The bill’s initial focus on children in foster care has since been expanded to also include homeless youth.
About 129 students currently attending the South Bend Community School Corp. are in foster care placement, said Christine Pochert, SBCSC director of grants and student services. That’s of a total enrollment of about 16,800 students in the district. An official tally will be made at the end of the school year.
Penn-Harris-Madison School Corp. had 19 students in foster care enrolled during 2016-2017 and 25 so far this academic year, said Mike Seger, director of safety and student services.
School City of Mishawaka doesn’t yet have a count of foster children attending school in the district this year, but will report an official figure to the state at the end of the school year.
Mishawaka Assistant Superintendent Theodore Stevens has been following the progress of HB 1314 and has mixed feelings about it.
He’s pleased lawmakers are seeking to increase communication between the Department of Education and the Department of Child Services, but he’s concerned about the bill’s requirement that the Department of Education must produce a remediation plan for foster children by June 2019. The bill makes no reference to local school districts being involved in developing the plan.
“How will that remediation plan affect public schools and what we do day to day?” Stevens said.
“This is data we’ve been trying to get for years,” said Brent Kent, president and chief operating officer of Indiana Connected by 25, a nonprofit agency that works with teens and young adults ages 14 to 26 to help them successfully transition from foster care to working and self-sufficient adults.
He’s confident the proposed law would improve educational outcomes for foster children.

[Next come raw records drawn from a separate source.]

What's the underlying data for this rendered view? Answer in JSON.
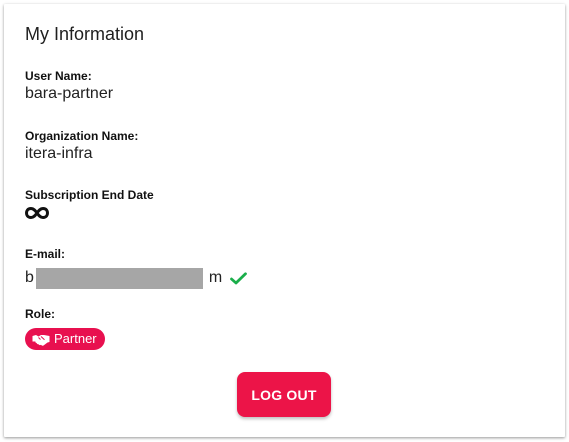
{
  "panel": {
    "title": "My Information"
  },
  "fields": {
    "user_name": {
      "label": "User Name:",
      "value": "bara-partner"
    },
    "organization_name": {
      "label": "Organization Name:",
      "value": "itera-infra"
    },
    "subscription_end_date": {
      "label": "Subscription End Date",
      "value_icon": "infinity-icon"
    },
    "email": {
      "label": "E-mail:",
      "value_prefix": "b",
      "value_suffix": "m",
      "masked": true,
      "verified_icon": "checkmark-icon",
      "verified_color": "#1aae4a"
    },
    "role": {
      "label": "Role:",
      "value": "Partner",
      "icon": "handshake-icon",
      "badge_color": "#e8104f"
    }
  },
  "actions": {
    "logout_label": "LOG OUT",
    "logout_color": "#ec1448"
  }
}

There already are requirements that educational outcomes be reported by gender and race, and similar data is needed for foster children to make sure their results aren’t hidden, Kent said.

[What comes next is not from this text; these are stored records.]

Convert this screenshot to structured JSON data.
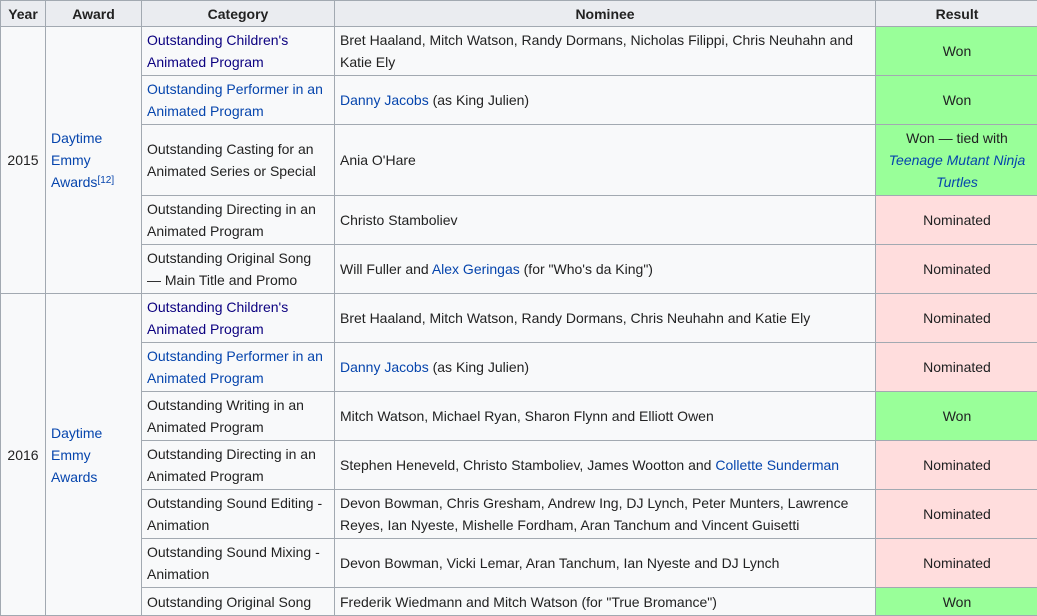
{
  "headers": {
    "year": "Year",
    "award": "Award",
    "category": "Category",
    "nominee": "Nominee",
    "result": "Result"
  },
  "groups": [
    {
      "year": "2015",
      "award_l1": "Daytime",
      "award_l2": "Emmy",
      "award_l3": "Awards",
      "ref": "[12]"
    },
    {
      "year": "2016",
      "award_l1": "Daytime",
      "award_l2": "Emmy",
      "award_l3": "Awards"
    }
  ],
  "rows": [
    {
      "cat_l1": "Outstanding Children's",
      "cat_l2": "Animated Program",
      "nominee": "Bret Haaland, Mitch Watson, Randy Dormans, Nicholas Filippi, Chris Neuhahn and",
      "nominee_l2": "Katie Ely",
      "result": "Won"
    },
    {
      "cat_l1": "Outstanding Performer in an",
      "cat_l2": "Animated Program",
      "nominee_link": "Danny Jacobs",
      "nominee_rest": " (as King Julien)",
      "result": "Won"
    },
    {
      "cat_l1": "Outstanding Casting for an",
      "cat_l2": "Animated Series or Special",
      "nominee": "Ania O'Hare",
      "result": "Won — tied with",
      "result_link_l1": "Teenage Mutant Ninja",
      "result_link_l2": "Turtles"
    },
    {
      "cat_l1": "Outstanding Directing in an",
      "cat_l2": "Animated Program",
      "nominee": "Christo Stamboliev",
      "result": "Nominated"
    },
    {
      "cat_l1": "Outstanding Original Song",
      "cat_l2": "— Main Title and Promo",
      "nominee_pre": "Will Fuller and ",
      "nominee_link": "Alex Geringas",
      "nominee_rest": " (for \"Who's da King\")",
      "result": "Nominated"
    },
    {
      "cat_l1": "Outstanding Children's",
      "cat_l2": "Animated Program",
      "nominee": "Bret Haaland, Mitch Watson, Randy Dormans, Chris Neuhahn and Katie Ely",
      "result": "Nominated"
    },
    {
      "cat_l1": "Outstanding Performer in an",
      "cat_l2": "Animated Program",
      "nominee_link": "Danny Jacobs",
      "nominee_rest": " (as King Julien)",
      "result": "Nominated"
    },
    {
      "cat_l1": "Outstanding Writing in an",
      "cat_l2": "Animated Program",
      "nominee": "Mitch Watson, Michael Ryan, Sharon Flynn and Elliott Owen",
      "result": "Won"
    },
    {
      "cat_l1": "Outstanding Directing in an",
      "cat_l2": "Animated Program",
      "nominee_pre": "Stephen Heneveld, Christo Stamboliev, James Wootton and ",
      "nominee_link": "Collette Sunderman",
      "result": "Nominated"
    },
    {
      "cat_l1": "Outstanding Sound Editing -",
      "cat_l2": "Animation",
      "nominee": "Devon Bowman, Chris Gresham, Andrew Ing, DJ Lynch, Peter Munters, Lawrence",
      "nominee_l2": "Reyes, Ian Nyeste, Mishelle Fordham, Aran Tanchum and Vincent Guisetti",
      "result": "Nominated"
    },
    {
      "cat_l1": "Outstanding Sound Mixing -",
      "cat_l2": "Animation",
      "nominee": "Devon Bowman, Vicki Lemar, Aran Tanchum, Ian Nyeste and DJ Lynch",
      "result": "Nominated"
    },
    {
      "cat_l1": "Outstanding Original Song",
      "nominee": "Frederik Wiedmann and Mitch Watson (for \"True Bromance\")",
      "result": "Won"
    }
  ],
  "colors": {
    "won": "#99ff99",
    "nominated": "#ffdddd",
    "link": "#0645ad",
    "visited_link": "#0b0080",
    "border": "#a2a9b1",
    "header_bg": "#eaecf0"
  }
}
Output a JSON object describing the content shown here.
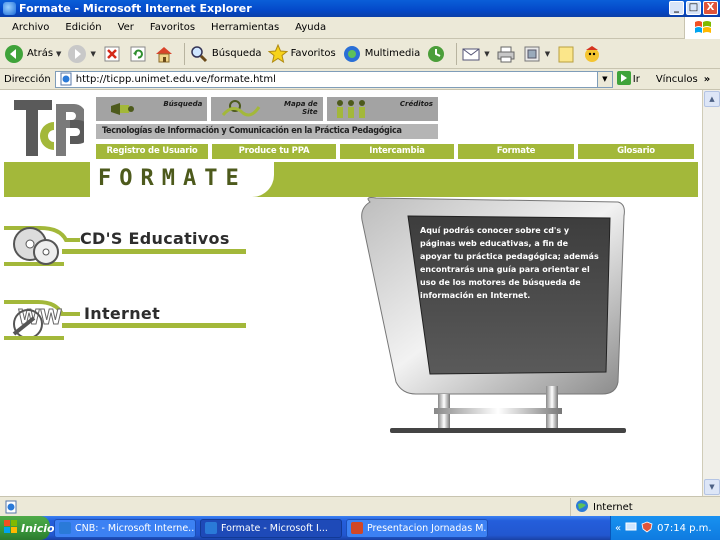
{
  "window": {
    "title": "Formate - Microsoft Internet Explorer",
    "buttons": {
      "minimize": "_",
      "maximize": "□",
      "close": "X"
    }
  },
  "menu": [
    "Archivo",
    "Edición",
    "Ver",
    "Favoritos",
    "Herramientas",
    "Ayuda"
  ],
  "toolbar": {
    "back": "Atrás",
    "search": "Búsqueda",
    "favorites": "Favoritos",
    "multimedia": "Multimedia"
  },
  "address": {
    "label": "Dirección",
    "url": "http://ticpp.unimet.edu.ve/formate.html",
    "go": "Ir",
    "links": "Vínculos",
    "links_chevron": "»"
  },
  "page": {
    "logo_text": "TIC PP",
    "header_tiles": [
      "Búsqueda",
      "Mapa de Site",
      "Créditos"
    ],
    "tagline": "Tecnologías de Información y Comunicación en la Práctica Pedagógica",
    "nav": [
      "Registro de Usuario",
      "Produce tu PPA",
      "Intercambia",
      "Formate",
      "Glosario"
    ],
    "banner_title": "FORMATE",
    "sections": [
      {
        "title": "CD'S Educativos"
      },
      {
        "title": "Internet"
      }
    ],
    "monitor_text": "Aquí podrás conocer sobre cd's y páginas web educativas, a fin de apoyar tu práctica pedagógica; además encontrarás una guía para orientar el uso de los motores de búsqueda de información en Internet."
  },
  "status": {
    "zone": "Internet"
  },
  "taskbar": {
    "start": "Inicio",
    "tasks": [
      {
        "label": "CNB: - Microsoft Interne...",
        "active": false
      },
      {
        "label": "Formate - Microsoft I...",
        "active": true
      },
      {
        "label": "Presentacion Jornadas M...",
        "active": false
      }
    ],
    "tray_chevron": "«",
    "clock": "07:14 p.m."
  },
  "colors": {
    "accent_green": "#a3b83a",
    "dark_green_text": "#4d5a1c",
    "xp_blue": "#0a5ed8"
  }
}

There are about 22,000 Hoosiers ages 14 to 26 who are either current or former foster children — a population approximately the size of the city of LaPorte, Kent said.
The goal is to use the data to close the achievement gap, he said. “What we want to have is the same sort of urgency for foster youth as for other groups (of students),” he said.

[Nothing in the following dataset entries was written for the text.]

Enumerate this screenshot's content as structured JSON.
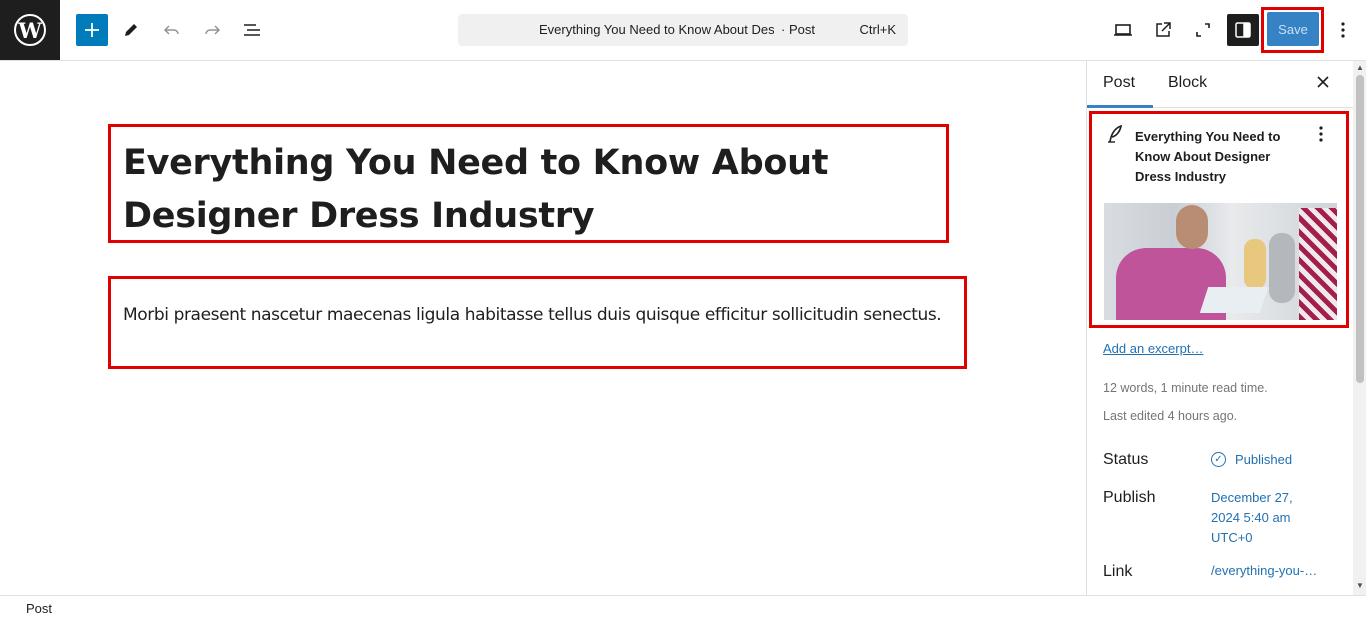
{
  "app": {
    "logo_icon": "wordpress-logo-icon"
  },
  "toolbar": {
    "add_icon": "plus-icon",
    "tools_icon": "pencil-icon",
    "undo_icon": "undo-icon",
    "redo_icon": "redo-icon",
    "list_view_icon": "list-view-icon",
    "preview_icon": "desktop-preview-icon",
    "view_post_icon": "external-link-icon",
    "fullscreen_icon": "fullscreen-icon",
    "settings_icon": "sidebar-settings-icon",
    "save_label": "Save",
    "more_icon": "vertical-ellipsis-icon"
  },
  "document_bar": {
    "title": "Everything You Need to Know About Designer Dress Industry",
    "type": "· Post",
    "shortcut": "Ctrl+K"
  },
  "editor": {
    "post_title": "Everything You Need to Know About Designer Dress Industry",
    "paragraph": "Morbi praesent nascetur maecenas ligula habitasse tellus duis quisque efficitur sollicitudin senectus."
  },
  "sidebar": {
    "tabs": [
      {
        "label": "Post",
        "active": true
      },
      {
        "label": "Block",
        "active": false
      }
    ],
    "close_icon": "close-icon",
    "card": {
      "icon": "feather-post-icon",
      "title": "Everything You Need to Know About Designer Dress Industry",
      "menu_icon": "vertical-ellipsis-icon",
      "featured_image": "featured-image"
    },
    "excerpt_link": "Add an excerpt…",
    "word_count": "12 words, 1 minute read time.",
    "last_edited": "Last edited 4 hours ago.",
    "rows": [
      {
        "label": "Status",
        "value": "Published",
        "icon": "check-circle-icon"
      },
      {
        "label": "Publish",
        "value_lines": [
          "December 27,",
          "2024 5:40 am",
          "UTC+0"
        ]
      },
      {
        "label": "Link",
        "value": "/everything-you-…"
      }
    ]
  },
  "footer": {
    "breadcrumb": "Post"
  },
  "colors": {
    "accent": "#007cba",
    "save_button": "#3582c4",
    "link": "#2271b1",
    "highlight_border": "#e00000",
    "dark": "#1e1e1e"
  }
}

The bill is absolutely needed, said Chris Daley, executive director of the Indiana Association of Resources and Child Advocacy. “We simply don’t know enough about the educational challenges foster kids are going through,” he said.
Youth Service Bureau of South Bend provides services and safe shelter for runaways, homeless youths and others in need ages 12 through 18.
Teens who are in foster care or homeless are vulnerable to dropping out of school or being suspended, said Christina McGovern, YSB director of developing and marketing.
Some children without a stable home life stop attending school because of lack of access to bathing or laundry facilities, or adequate clothing, she said.
When a teen houses temporarily with YSB, agency employees contact the South Bend school corporation to make sure the youth is enrolled and has reliable transportation to get to and from school, McGovern said. The agency’s teen shelter can house up to eight teens at a time for up to 21 days, and it shelters about 200 youths a year.
The intent of HB 1314 is to help determine what challenges foster children must overcome to graduate from high school and successfully transition to either college or the job force.
About 50 percent of foster children in the U.S. graduate from high school, and only about 3 percent go on to complete college, according to a report from the Jim Casey Youth Opportunities Initiative.
Indiana in fiscal year 2016 had 29,315 children in foster care, according to the federal Adoption and Foster Care Analysis and Reporting System. That number increased more than 60 percent (from 18,292 children) between 2012 and 2016.